Andrew Clements 

What of Words and What of Song review – perfect showcase for Juliet Fraser’s gifts

The singer exhibits her technical mastery and ability to inhabit the worlds of diverse modern composers with utter conviction
  
  

Soprano Juliet Fraser
‘Outstanding performer of contemporary works’ … Juliet Fraser. Photograph: Dimitri Djuric

The soprano Juliet Fraser has emerged as one of the most vital forces in new music today, the inspiration for many composers and an outstanding performer of a wide range of contemporary works. The six on What of Words and What of Song, composed either for voice alone or with the most minimal instrumental support, provide a perfect showcase for Fraser’s gifts as an interpreter – not only her technical mastery, but also her seemingly instinctive ability to inhabit the musical worlds of stylistically very different composers with total conviction and understanding. “The voice, here,” writes Fraser, “seems to sing across time. It pivots to deliver echoes of Renaissance polyphony one moment, to usher in the future with otherworldly sounds the next.”

One of two pieces here by Rebecca Saunders begins the disc. Both O for soprano and O Yes & I, which partners the solo voice with a bass flute, are part of a series of vocal works that began in 2016 with the superb Skin for voice and ensemble, and were inspired by Molly Bloom’s stream-of-consciousness monologue in Joyce’s Ulysses. In both works fragments of the text are dissolved into a flux of syllables, so that just the occasional recognisable word emerges from among the mutterings, whispers and occasional outburst. The two works by Beat Furrer also pair the voice with a solo instrument – embedded in the multiphonics and microtones of a trombone in Spazio Immergente I, and vying for supremacy with a double bass in Lotófagos, which is based on a poem in Spanish by José Ángel Valente, itself inspired by the lotus-eaters episode of Homer’s Odyssey.

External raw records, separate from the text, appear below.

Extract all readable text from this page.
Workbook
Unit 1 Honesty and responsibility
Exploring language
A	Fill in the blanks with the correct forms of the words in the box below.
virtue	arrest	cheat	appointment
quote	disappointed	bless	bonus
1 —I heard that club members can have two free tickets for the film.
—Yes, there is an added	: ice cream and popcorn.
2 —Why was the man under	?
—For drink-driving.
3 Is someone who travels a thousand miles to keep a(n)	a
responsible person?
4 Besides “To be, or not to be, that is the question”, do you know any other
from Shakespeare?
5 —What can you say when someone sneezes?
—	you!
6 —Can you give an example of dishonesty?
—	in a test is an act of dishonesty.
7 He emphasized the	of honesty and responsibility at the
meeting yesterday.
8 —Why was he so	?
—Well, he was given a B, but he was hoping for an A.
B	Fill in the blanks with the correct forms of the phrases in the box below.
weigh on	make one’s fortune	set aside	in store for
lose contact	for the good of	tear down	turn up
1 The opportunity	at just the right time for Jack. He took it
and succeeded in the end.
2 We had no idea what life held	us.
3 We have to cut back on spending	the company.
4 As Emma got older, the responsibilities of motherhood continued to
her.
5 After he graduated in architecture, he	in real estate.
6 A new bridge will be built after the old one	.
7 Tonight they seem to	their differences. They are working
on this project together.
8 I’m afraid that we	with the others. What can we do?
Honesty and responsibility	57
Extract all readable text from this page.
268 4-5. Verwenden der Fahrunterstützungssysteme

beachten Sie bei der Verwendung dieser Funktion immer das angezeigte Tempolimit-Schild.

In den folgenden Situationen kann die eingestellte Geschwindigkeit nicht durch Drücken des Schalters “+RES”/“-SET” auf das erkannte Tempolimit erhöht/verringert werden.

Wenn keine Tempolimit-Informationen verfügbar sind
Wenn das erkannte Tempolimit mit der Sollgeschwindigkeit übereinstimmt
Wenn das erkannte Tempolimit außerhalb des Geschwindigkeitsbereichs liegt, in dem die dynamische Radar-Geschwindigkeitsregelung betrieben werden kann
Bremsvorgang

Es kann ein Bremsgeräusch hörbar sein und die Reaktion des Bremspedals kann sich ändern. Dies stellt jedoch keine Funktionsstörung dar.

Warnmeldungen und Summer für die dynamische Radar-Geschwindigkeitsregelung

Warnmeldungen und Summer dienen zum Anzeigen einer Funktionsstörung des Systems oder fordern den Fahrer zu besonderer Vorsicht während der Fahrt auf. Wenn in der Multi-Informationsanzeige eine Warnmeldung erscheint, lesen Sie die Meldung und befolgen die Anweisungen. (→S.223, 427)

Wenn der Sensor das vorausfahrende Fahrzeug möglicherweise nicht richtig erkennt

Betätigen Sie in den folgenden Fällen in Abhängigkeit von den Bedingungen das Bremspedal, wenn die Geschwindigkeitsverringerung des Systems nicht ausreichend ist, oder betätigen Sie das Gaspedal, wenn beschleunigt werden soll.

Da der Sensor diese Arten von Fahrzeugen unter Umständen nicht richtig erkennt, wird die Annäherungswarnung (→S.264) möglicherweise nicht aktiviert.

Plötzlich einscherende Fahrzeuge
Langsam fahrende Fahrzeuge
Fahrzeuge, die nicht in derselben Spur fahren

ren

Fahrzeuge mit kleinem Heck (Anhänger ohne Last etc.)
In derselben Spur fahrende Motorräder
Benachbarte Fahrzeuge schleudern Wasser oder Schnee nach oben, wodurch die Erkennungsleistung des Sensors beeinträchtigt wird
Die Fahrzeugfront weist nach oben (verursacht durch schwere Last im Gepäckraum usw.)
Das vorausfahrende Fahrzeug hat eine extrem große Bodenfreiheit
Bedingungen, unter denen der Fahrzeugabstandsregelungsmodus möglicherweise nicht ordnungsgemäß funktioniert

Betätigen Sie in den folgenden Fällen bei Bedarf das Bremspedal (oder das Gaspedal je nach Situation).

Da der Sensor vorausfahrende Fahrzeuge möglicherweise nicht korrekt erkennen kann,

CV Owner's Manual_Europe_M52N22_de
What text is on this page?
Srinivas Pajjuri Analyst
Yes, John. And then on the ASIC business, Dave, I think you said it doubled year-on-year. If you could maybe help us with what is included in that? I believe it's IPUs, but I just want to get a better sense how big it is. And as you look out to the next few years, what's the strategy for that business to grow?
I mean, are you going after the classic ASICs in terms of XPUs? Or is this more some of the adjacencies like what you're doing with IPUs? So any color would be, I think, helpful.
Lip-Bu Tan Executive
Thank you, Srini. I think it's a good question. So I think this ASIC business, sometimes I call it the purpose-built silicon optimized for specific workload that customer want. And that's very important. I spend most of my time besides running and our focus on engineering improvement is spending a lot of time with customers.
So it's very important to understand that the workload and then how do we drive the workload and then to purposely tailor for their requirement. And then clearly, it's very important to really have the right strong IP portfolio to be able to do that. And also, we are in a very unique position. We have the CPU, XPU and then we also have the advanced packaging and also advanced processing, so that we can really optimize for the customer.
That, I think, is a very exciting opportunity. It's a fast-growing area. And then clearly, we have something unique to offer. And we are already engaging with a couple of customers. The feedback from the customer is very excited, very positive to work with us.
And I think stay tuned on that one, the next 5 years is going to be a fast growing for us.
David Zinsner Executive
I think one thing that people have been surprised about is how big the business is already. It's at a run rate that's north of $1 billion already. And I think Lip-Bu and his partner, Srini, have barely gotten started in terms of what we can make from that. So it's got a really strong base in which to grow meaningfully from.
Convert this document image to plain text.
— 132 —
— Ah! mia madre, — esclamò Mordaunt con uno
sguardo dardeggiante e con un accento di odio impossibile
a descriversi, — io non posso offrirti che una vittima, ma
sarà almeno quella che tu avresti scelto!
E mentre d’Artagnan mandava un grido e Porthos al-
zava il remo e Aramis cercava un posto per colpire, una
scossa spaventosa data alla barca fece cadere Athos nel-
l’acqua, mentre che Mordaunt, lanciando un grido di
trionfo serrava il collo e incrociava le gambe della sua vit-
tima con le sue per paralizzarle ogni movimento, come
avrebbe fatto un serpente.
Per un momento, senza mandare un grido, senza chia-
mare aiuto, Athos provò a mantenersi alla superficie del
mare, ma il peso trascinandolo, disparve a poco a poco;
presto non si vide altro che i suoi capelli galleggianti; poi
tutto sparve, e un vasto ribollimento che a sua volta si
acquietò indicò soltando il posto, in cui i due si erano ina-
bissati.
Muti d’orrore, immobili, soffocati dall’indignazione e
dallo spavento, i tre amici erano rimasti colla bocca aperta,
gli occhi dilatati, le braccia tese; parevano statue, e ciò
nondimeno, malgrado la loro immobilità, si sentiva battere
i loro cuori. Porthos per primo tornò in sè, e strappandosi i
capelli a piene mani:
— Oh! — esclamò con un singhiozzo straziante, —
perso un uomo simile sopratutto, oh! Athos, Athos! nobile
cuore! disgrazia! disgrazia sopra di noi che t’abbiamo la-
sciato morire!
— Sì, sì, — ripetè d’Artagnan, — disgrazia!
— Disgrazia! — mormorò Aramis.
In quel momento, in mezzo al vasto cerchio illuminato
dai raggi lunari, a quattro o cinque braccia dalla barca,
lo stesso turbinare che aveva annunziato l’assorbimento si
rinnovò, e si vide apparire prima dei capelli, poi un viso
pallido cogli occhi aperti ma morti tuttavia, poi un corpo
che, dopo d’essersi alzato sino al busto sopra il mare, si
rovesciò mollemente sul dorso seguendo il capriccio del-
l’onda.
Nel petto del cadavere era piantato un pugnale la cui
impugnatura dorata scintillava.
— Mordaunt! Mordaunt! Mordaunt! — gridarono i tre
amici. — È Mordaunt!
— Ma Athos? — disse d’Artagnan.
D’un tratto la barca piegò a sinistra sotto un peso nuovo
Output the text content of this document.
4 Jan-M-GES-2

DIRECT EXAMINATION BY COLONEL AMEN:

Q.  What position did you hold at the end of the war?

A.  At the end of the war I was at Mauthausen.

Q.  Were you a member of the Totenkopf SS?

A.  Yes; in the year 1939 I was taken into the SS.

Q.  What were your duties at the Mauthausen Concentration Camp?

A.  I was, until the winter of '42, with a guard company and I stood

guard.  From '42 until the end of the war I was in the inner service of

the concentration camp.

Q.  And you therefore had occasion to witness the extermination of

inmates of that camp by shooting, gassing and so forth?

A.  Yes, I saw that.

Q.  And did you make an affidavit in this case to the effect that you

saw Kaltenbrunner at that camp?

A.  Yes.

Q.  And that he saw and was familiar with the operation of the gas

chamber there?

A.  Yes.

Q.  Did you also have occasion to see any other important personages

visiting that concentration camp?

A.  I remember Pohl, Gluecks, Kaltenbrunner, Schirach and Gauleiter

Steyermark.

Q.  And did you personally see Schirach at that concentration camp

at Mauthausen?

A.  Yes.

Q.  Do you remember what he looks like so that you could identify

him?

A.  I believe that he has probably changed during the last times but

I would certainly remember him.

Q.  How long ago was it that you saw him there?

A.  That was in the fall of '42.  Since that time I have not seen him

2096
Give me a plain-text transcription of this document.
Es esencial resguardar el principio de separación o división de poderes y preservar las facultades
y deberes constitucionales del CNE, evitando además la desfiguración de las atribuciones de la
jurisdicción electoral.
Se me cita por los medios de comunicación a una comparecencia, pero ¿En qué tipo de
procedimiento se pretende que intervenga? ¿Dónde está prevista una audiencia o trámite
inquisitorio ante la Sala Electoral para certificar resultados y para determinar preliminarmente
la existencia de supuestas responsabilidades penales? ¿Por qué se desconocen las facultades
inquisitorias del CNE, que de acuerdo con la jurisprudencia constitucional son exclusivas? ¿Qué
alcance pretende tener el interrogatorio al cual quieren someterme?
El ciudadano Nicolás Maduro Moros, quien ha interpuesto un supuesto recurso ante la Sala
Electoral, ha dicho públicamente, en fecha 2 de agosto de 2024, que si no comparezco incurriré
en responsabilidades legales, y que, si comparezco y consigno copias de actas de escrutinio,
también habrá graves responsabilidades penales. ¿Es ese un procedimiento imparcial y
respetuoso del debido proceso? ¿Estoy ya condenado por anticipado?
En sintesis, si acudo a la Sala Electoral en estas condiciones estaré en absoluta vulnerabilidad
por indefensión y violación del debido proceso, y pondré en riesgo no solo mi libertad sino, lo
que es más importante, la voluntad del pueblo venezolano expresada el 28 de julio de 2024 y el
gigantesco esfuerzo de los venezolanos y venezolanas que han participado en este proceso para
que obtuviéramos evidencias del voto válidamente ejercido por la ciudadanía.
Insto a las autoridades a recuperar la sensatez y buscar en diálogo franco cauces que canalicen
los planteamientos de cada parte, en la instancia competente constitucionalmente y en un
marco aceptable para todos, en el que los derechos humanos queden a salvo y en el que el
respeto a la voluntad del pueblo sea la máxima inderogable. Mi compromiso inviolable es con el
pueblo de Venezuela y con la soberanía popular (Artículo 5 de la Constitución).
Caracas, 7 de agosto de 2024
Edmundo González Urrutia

Enno Poppe’s Wespe is an obsessive riff on a poem about a wasp crawling through a human body, while Chaya Czernowin’s Adiantum Capillis-Veneris I (the scientific name for maidenhair fern) is described as a “study for solo voice and breath”, a gentle tour around a collection of isolated sounds and pitches that is utterly compelling in its pared-down way. Fraser, it almost goes without saying, is compelling in every piece, too.

This week’s other pick

Juliet Fraser also features on Another Timbre’s release of Laurence Crane’s Natural World, in which she is partnered by the keyboard player Mark Knoop. Inspired by the writings of the pioneer environmentalist Rachel Carson, Natural World is a three-part reflection on the fragility of the world around us that never becomes preachy. The voice delivers a litany of encyclopedia entries on birds in the first part, gradually punctuated by recordings of bird song; those develop into a fully fledged dawn chorus in the second, and give way to sounds of the sea and electronic drones in the third, while the voice sings a nursery-rhyme-like song above them. It is wonderfully direct and touchingly beautiful.